Fri, Jan 18, 2013, 00:00

   

The overall commander, Algerian officials said, was Mokhtar Belmokhtar, a veteran of Afghanistan in the 1980s and Algeria's bloody civil war of the 1990s. He appears not to have been present and has now risen in stature among a host of Saharan Islamists, flush with arms and fighters from chaotic Libya, whom Western powers fear could spread violence far beyond the desert.

Algeria's government spokesman made clear the leadership in Algiers remains implacably at odds with Islamist guerrillas who remain at large in the south years after the civil war in which some 200,000 people died. Communication minister Mohamed Said repeated their refusal ever to negotiate with hostage-takers.

"We say that in the face of terrorism, yesterday as today as tomorrow, there will be no negotiation, no blackmail, no respite in the struggle against terrorism," he told APS news agency.

British prime minister David Cameron, who warned people to prepare for bad news and who cancelled a major policy speech today to deal with the situation, said through a spokesman that he would have liked Algeria to have consulted before the raid. A Briton and an Algerian had also been killed on Wednesday.

The prime minister of Norway, whose state energy company Statoil runs the Tigantourine gas field with Britain's BP and Algeria's national oil company, said he too was not informed.

US officials had no clear information on the fate of Americans, though a U.S. military drone had flown over the area.

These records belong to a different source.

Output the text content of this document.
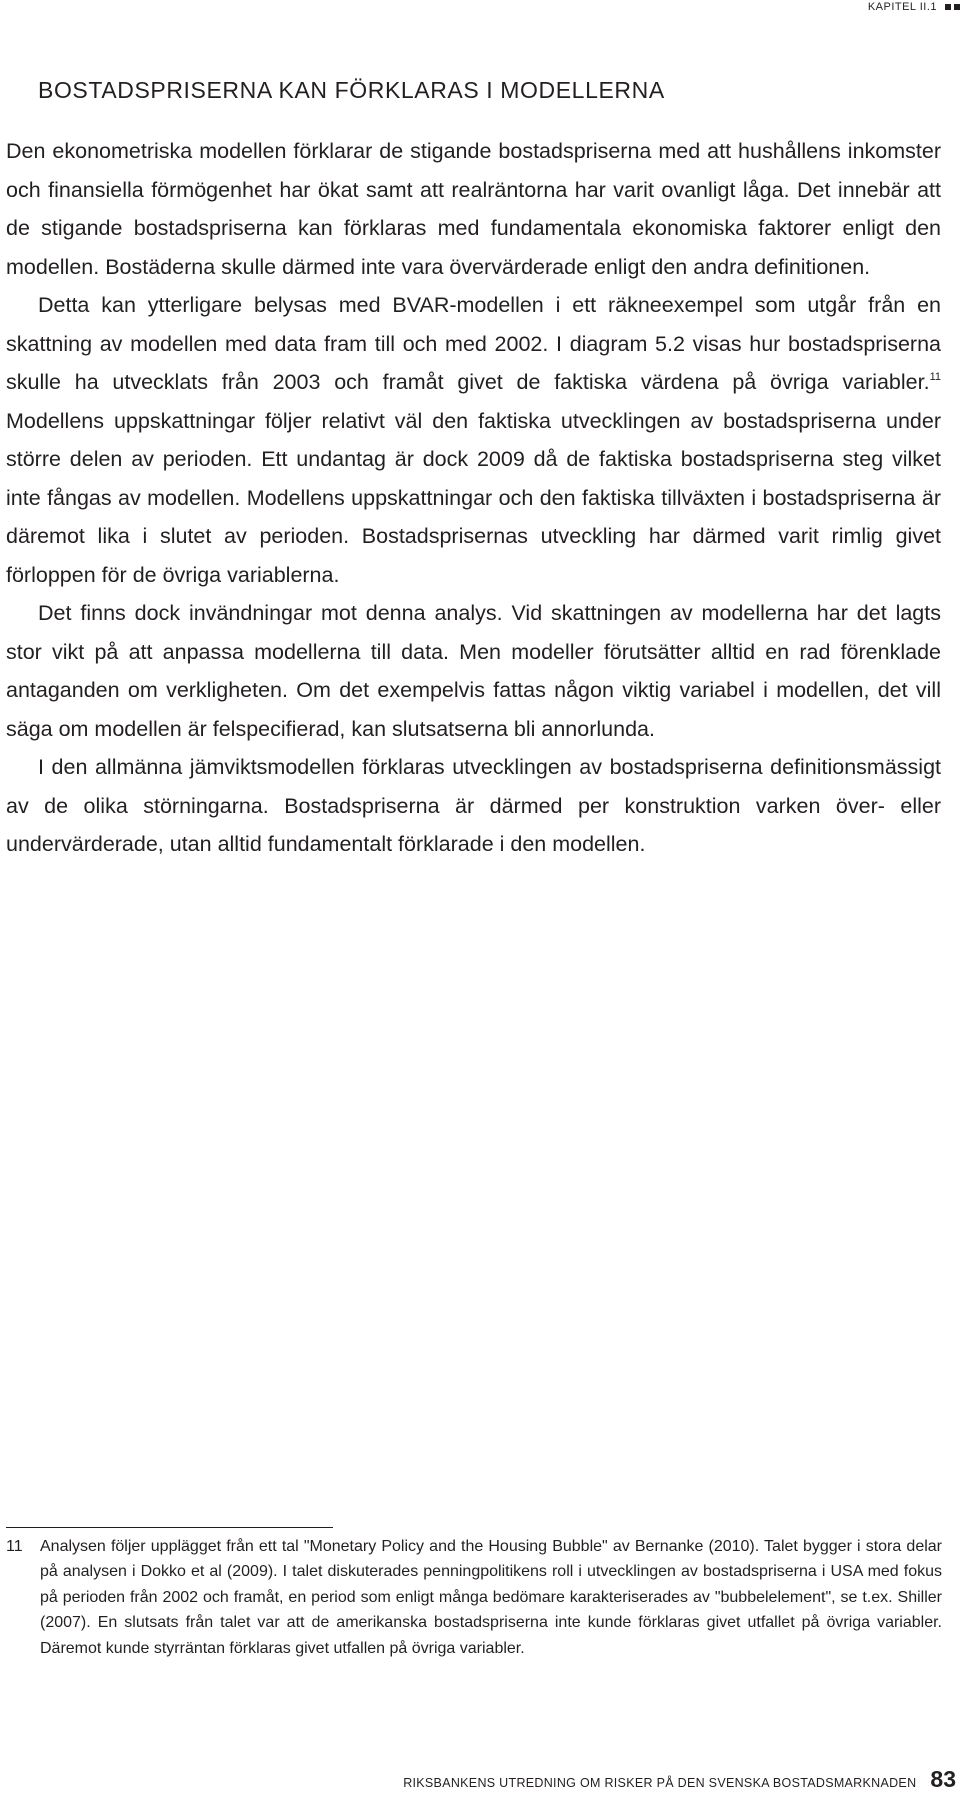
KAPITEL II.1
BOSTADSPRISERNA KAN FÖRKLARAS I MODELLERNA

Den ekonometriska modellen förklarar de stigande bostadspriserna med att hushållens inkomster och finansiella förmögenhet har ökat samt att realräntorna har varit ovanligt låga. Det innebär att de stigande bostadspriserna kan förklaras med fundamentala ekonomiska faktorer enligt den modellen. Bostäderna skulle därmed inte vara övervärderade enligt den andra definitionen.

Detta kan ytterligare belysas med BVAR-modellen i ett räkneexempel som utgår från en skattning av modellen med data fram till och med 2002. I diagram 5.2 visas hur bostadspriserna skulle ha utvecklats från 2003 och framåt givet de faktiska värdena på övriga variabler.$^{11}$ Modellens uppskattningar följer relativt väl den faktiska utvecklingen av bostadspriserna under större delen av perioden. Ett undantag är dock 2009 då de faktiska bostadspriserna steg vilket inte fångas av modellen. Modellens uppskattningar och den faktiska tillväxten i bostadspriserna är däremot lika i slutet av perioden. Bostadsprisernas utveckling har därmed varit rimlig givet förloppen för de övriga variablerna.

Det finns dock invändningar mot denna analys. Vid skattningen av modellerna har det lagts stor vikt på att anpassa modellerna till data. Men modeller förutsätter alltid en rad förenklade antaganden om verkligheten. Om det exempelvis fattas någon viktig variabel i modellen, det vill säga om modellen är felspecifierad, kan slutsatserna bli annorlunda.

I den allmänna jämviktsmodellen förklaras utvecklingen av bostadspriserna definitionsmässigt av de olika störningarna. Bostadspriserna är därmed per konstruktion varken över- eller undervärderade, utan alltid fundamentalt förklarade i den modellen.

11	Analysen följer upplägget från ett tal "Monetary Policy and the Housing Bubble" av Bernanke (2010). Talet bygger i stora delar på analysen i Dokko et al (2009). I talet diskuterades penningpolitikens roll i utvecklingen av bostadspriserna i USA med fokus på perioden från 2002 och framåt, en period som enligt många bedömare karakteriserades av "bubbelelement", se t.ex. Shiller (2007). En slutsats från talet var att de amerikanska bostadspriserna inte kunde förklaras givet utfallet på övriga variabler. Däremot kunde styrräntan förklaras givet utfallen på övriga variabler.
RIKSBANKENS UTREDNING OM RISKER PÅ DEN SVENSKA BOSTADSMARKNADEN 83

Washington, like its European allies, has endorsed France's move to protect the Malian capital by mounting air strikes last week and now sending 1,400 ground troops to attack Islamist rebels.

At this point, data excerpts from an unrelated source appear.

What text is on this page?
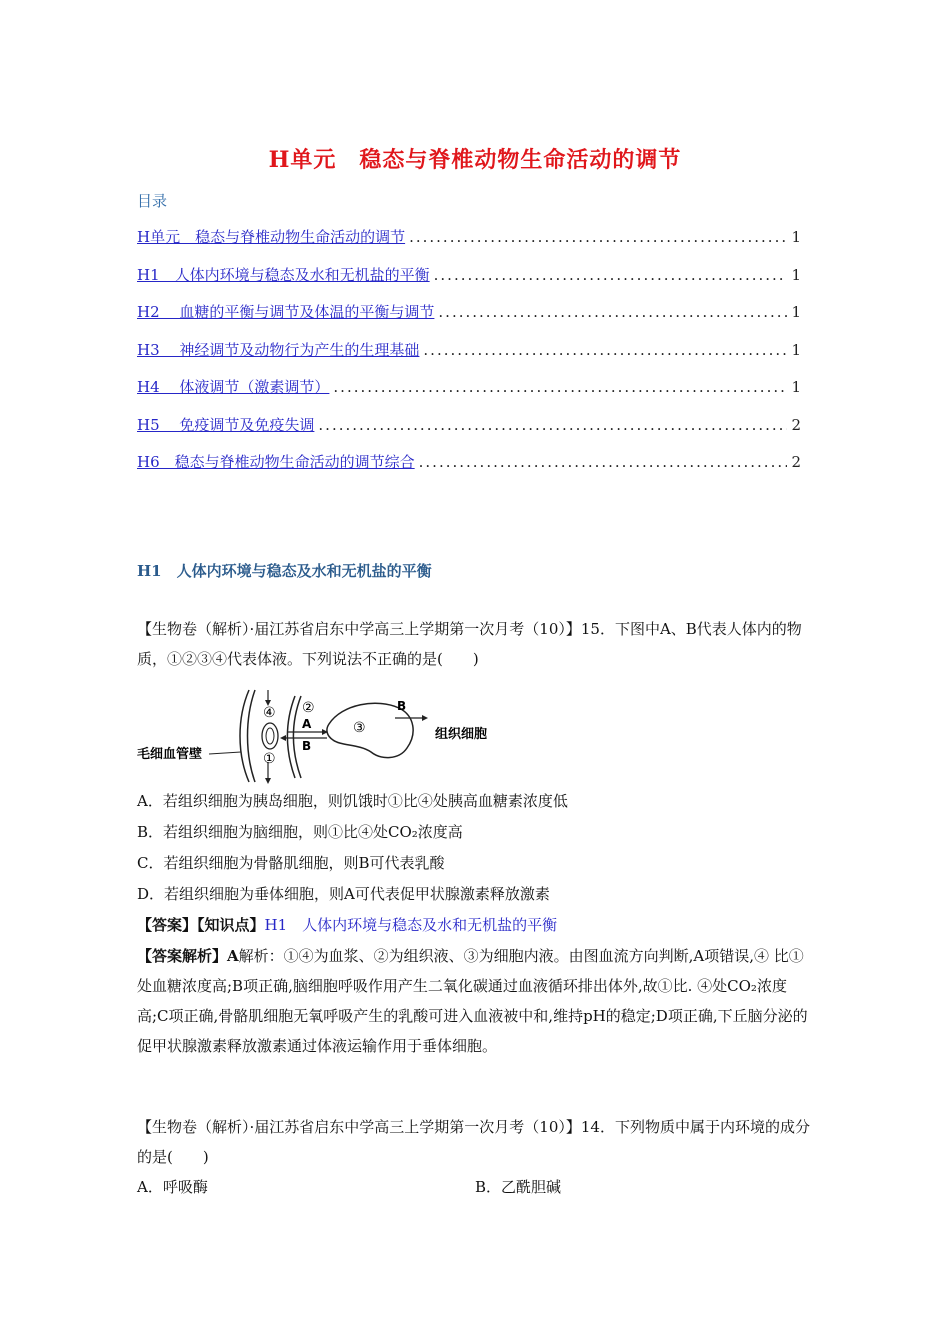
H单元　稳态与脊椎动物生命活动的调节
目录
H单元　稳态与脊椎动物生命活动的调节 .....	1
H1　人体内环境与稳态及水和无机盐的平衡 .....	1
H2　 血糖的平衡与调节及体温的平衡与调节 .....	1
H3　 神经调节及动物行为产生的生理基础 .....	1
H4　 体液调节（激素调节） .....	1
H5　 免疫调节及免疫失调 .....	2
H6　稳态与脊椎动物生命活动的调节综合 .....	2
H1　人体内环境与稳态及水和无机盐的平衡

【生物卷（解析）·届江苏省启东中学高三上学期第一次月考（10）】15．下图中A、B代表人体内的物质，①②③④代表体液。下列说法不正确的是(　　)

④
①
②
A
B
③
B
组织细胞
毛细血管壁

A．若组织细胞为胰岛细胞，则饥饿时①比④处胰高血糖素浓度低

B．若组织细胞为脑细胞，则①比④处CO₂浓度高

C．若组织细胞为骨骼肌细胞，则B可代表乳酸

D．若组织细胞为垂体细胞，则A可代表促甲状腺激素释放激素

【答案】【知识点】H1　人体内环境与稳态及水和无机盐的平衡

【答案解析】A解析：①④为血浆、②为组织液、③为细胞内液。由图血流方向判断,A项错误,④ 比①处血糖浓度高;B项正确,脑细胞呼吸作用产生二氧化碳通过血液循环排出体外,故①比. ④处CO₂浓度高;C项正确,骨骼肌细胞无氧呼吸产生的乳酸可进入血液被中和,维持pH的稳定;D项正确,下丘脑分泌的促甲状腺激素释放激素通过体液运输作用于垂体细胞。

【生物卷（解析）·届江苏省启东中学高三上学期第一次月考（10）】14．下列物质中属于内环境的成分的是(　　)

A．呼吸酶	B．乙酰胆碱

A US official said today it would provide transport aircraft to help France with a mission whose vital importance, French president Francois Hollande said, was demonstrated by the attack in Algeria. Some fear, however, that going on the offensive in the remote region could provoke more bloodshed closer to home.

The apparent ease with which the fighters swooped in from the dunes to take control of an important energy facility, which produces some 10 per cent of the natural gas on which Algeria depends for its export income, has raised questions, over the value of security measures that are outwardly draconian.

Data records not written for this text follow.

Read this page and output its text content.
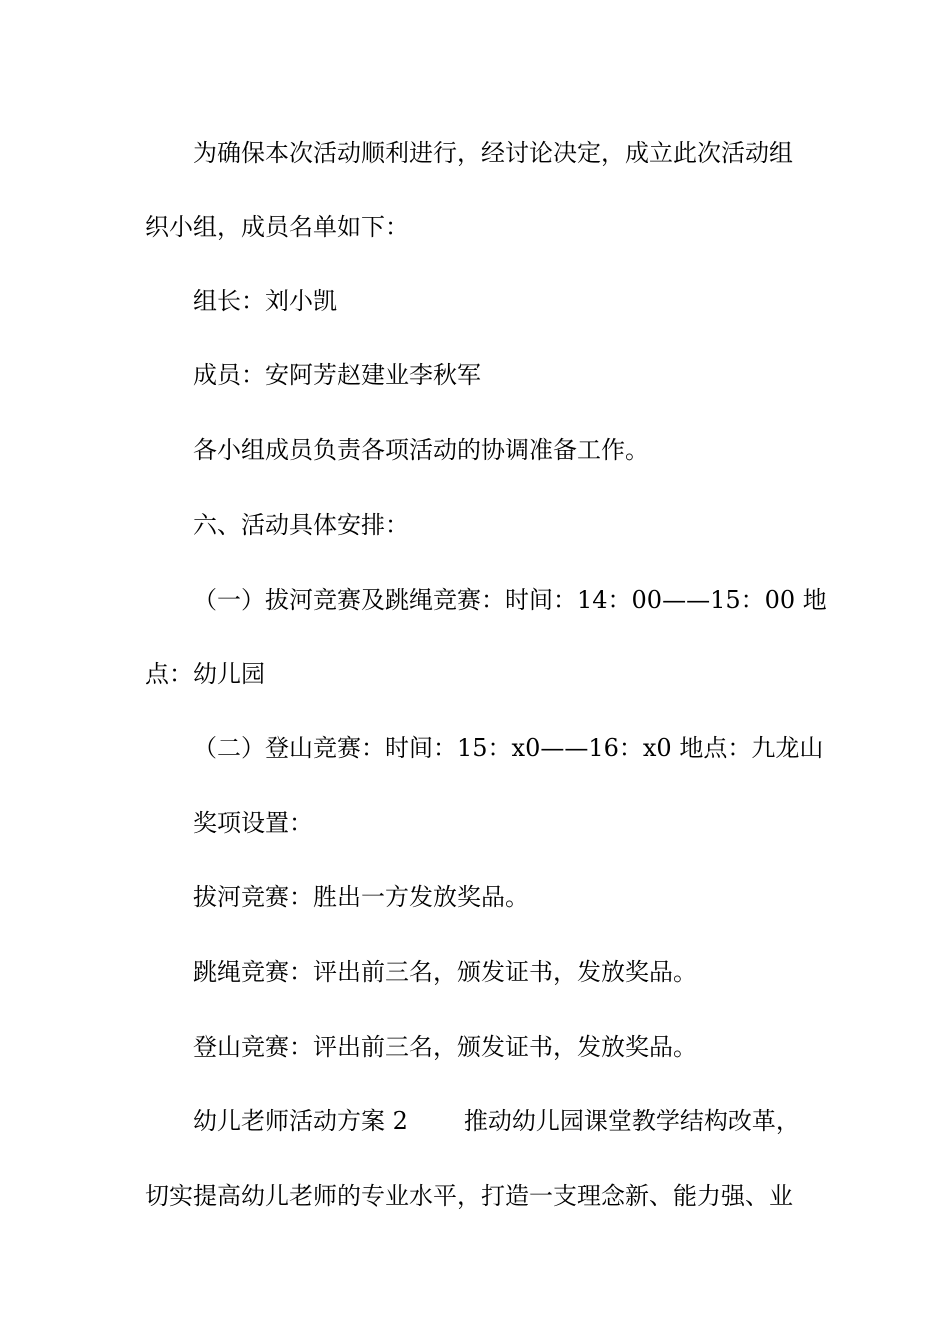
为确保本次活动顺利进行，经讨论决定，成立此次活动组
织小组，成员名单如下：
组长：刘小凯
成员：安阿芳赵建业李秋军
各小组成员负责各项活动的协调准备工作。
六、活动具体安排：
（一）拔河竞赛及跳绳竞赛：时间：14：00——15：00 地
点：幼儿园
（二）登山竞赛：时间：15：x0——16：x0 地点：九龙山
奖项设置：
拔河竞赛：胜出一方发放奖品。
跳绳竞赛：评出前三名，颁发证书，发放奖品。
登山竞赛：评出前三名，颁发证书，发放奖品。
幼儿老师活动方案 2 推动幼儿园课堂教学结构改革，
切实提高幼儿老师的专业水平，打造一支理念新、能力强、业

Foreign firms were pulling non-essential staff out of the country, which has recovered stability only in recent years and whose ruling establishment, heirs to fighters who ended French rule 50 years ago, has resisted demands for reform and political freedoms of the kind that swept North Africa in the Arab Spring.

"The embarrassment for the government is great," said Azzedine Layachi, an Algerian political scientist at New York's St John's University. "The heart of Algeria's economy is in the south. where the oil and gas fields are. For this group to have attacked there, in spite of tremendous security, is remarkable."